刀を構えた少女、アネラスは震えている。リィンの目は絶対零度の瞳。アネラスはそんな瞳を見たことがない。

 

「Die!」

 

「まちたまえ」

 

アネラスの薄皮一枚を斬り裂いた所で白面から待ったがかかる。

 

「エステル・ブライトを捕獲する。彼等を餌にさせてもらう」

 

「……命拾いしたな」

 

リィンは冷めた目では倒れた遊撃士を一瞥すると、一言発する。

 

「I need more Power」

 

「リィン?」

 

「とうした?レン」

 

遊撃士に向けたものではない、暖かな一人の人間の瞳。

 

「ねぇ、リィンって泣いたりするの?」

 

「レン、レン。悪魔は、泣かないんだ」

 

「……ん」

 

レンはリィンに抱き着くと、頭を撫でるようにねだる。

そんな兄と妹の関係はまだ続いていく。

エステル達が研究所に襲撃を仕掛けてきたと流れれば、真っ先に動いたのはリィンだ。

 

「……ひっ……魔王」

 

アネラスは自分達を苦しめたリィンに完全に恐怖している。

 

「お前の役割は終わった。死ね」

 

「させん!」

 

ジンがその拳をリィンに向けたが、リィンは閻魔刀ではない。

リベリオンを持って遊撃士と相対した。

 

「その剣は!」

 

「…」

 

刀ではない、だがリベリオンの戦い方はジン、シェラザードは見たことがなかった。

リベリオンをブーメランの様に投げれば追尾し、追ってくる。

その隙にリィンはその肉体で殴ってくる。

また、牙突の様な一撃は踏み込みが重く、鋭い。

防御がまるでできないのだ。

 

「くっ…リィン君!なんでや!」

 

「殺し合いの中で喋る余裕があるとはな、ケビン・グラハム。だが、終わりだ」

 

リベリオンをケビンの胴体に突き刺す、ブツリと肉が裂ける音と何かを穿いた音、無慈悲に引き抜けば血が溢れリィンの顔を赤く染め上げた。

 

「ケビン!」

 

「……お前たちもだ」

 

遊撃士達は気絶し、無力化される。

 

「お前にしては暴れたな」

 

「ふん…エステル・ブライトは連れて行け。
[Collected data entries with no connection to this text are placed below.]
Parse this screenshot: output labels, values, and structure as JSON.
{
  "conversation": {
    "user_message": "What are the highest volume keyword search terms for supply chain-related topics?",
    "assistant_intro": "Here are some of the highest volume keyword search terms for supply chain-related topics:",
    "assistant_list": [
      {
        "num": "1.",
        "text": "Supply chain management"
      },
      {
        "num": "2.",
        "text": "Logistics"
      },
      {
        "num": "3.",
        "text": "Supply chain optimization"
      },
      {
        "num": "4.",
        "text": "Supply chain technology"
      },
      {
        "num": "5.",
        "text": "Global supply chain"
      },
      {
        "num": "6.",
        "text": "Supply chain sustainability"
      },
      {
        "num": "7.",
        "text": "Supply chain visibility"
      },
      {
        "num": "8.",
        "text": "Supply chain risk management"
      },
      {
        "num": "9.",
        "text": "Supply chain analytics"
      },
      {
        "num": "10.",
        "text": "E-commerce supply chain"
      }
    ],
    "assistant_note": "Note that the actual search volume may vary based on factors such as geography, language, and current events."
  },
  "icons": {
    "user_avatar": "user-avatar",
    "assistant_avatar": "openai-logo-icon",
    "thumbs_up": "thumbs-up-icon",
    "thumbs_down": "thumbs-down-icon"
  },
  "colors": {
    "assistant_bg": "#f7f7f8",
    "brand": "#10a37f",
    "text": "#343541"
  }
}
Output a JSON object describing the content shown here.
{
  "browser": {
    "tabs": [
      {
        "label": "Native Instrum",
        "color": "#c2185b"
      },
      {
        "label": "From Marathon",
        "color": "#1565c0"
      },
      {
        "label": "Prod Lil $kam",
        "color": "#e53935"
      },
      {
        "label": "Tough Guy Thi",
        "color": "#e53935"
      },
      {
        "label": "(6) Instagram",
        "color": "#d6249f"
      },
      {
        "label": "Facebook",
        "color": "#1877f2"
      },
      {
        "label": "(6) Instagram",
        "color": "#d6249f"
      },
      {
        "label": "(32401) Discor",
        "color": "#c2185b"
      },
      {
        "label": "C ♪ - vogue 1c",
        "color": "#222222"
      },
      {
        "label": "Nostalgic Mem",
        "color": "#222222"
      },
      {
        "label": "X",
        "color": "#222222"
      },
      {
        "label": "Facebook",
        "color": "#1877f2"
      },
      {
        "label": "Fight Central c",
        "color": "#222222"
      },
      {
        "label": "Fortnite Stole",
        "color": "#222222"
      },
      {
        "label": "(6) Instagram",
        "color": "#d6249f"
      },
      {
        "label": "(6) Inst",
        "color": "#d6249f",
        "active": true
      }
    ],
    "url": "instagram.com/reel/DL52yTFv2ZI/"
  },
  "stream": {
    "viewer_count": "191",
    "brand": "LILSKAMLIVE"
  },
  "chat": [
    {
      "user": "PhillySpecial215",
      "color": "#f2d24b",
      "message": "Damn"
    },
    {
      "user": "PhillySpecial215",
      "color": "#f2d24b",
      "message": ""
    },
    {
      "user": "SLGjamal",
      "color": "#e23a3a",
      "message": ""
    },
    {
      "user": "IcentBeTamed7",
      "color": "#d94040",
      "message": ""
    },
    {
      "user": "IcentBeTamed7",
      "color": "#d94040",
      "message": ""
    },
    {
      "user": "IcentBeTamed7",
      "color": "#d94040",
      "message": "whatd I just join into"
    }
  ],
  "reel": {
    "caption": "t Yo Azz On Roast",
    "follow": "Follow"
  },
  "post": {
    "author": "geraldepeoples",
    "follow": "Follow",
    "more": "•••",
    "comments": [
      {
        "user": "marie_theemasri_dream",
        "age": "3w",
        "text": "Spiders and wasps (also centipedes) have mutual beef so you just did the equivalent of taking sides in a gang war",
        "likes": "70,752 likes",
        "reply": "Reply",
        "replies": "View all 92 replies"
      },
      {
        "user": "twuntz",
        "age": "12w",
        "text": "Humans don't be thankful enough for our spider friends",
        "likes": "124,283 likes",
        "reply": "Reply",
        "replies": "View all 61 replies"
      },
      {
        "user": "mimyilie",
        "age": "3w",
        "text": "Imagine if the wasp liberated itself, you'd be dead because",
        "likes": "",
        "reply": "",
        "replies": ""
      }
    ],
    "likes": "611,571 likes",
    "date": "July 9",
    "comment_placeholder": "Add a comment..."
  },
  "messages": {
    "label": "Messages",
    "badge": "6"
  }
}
他は処分しておく」

 

リィンの言葉に頷いた白面達はエステルを連れて消える。

リィンは次元斬を行い、ケビン達を岸へと送った。

 

「…さっさと起きろ、無駄に演技をした意味がない」

 

「何処が演技や……こちたら腹刺されたんやぞ」

 

ムクリと痛みに喘ぎながらケビンが立ち上がる。

 

「外法殺しケビン・グラハム、久しいな」

 

「魔王やったんか、リベリオン。黒騎士の武器やな」

 

「…感謝している。俺はお前の協力がなければ、あの子ども達を死なせていた」

 

リィンとケビンはかつて出会っている。

リィンがリアンヌから与えられた指令でDC教団残党の抹殺。

その際、リィンへの人質として子供たちが使われたのだ。

偶然、居合わせたケビンの助けにより救出できた。今、子供達はアルテリア法国にて保護され元気に生きている。

 

「…善人なのは判る、なんで魔王なんかしてるんや」

 

「それは言えん、例えエイドスの神父と言えどな」

 

「それで、俺を気絶させとかん理由は?」

 

「白面の計画を潰したい、奴がおこなってきた事を知った。

俺は……組織を裏切れない。家族の為、盟主様のためにも。

だから、お前達に、お前に頼む。ヨシュアは白面を殺す鍵だ」

 

「何が言いたいんや」

 

「利用しろ」

 

リィンはそれだけを告げ、次元斬で消えた。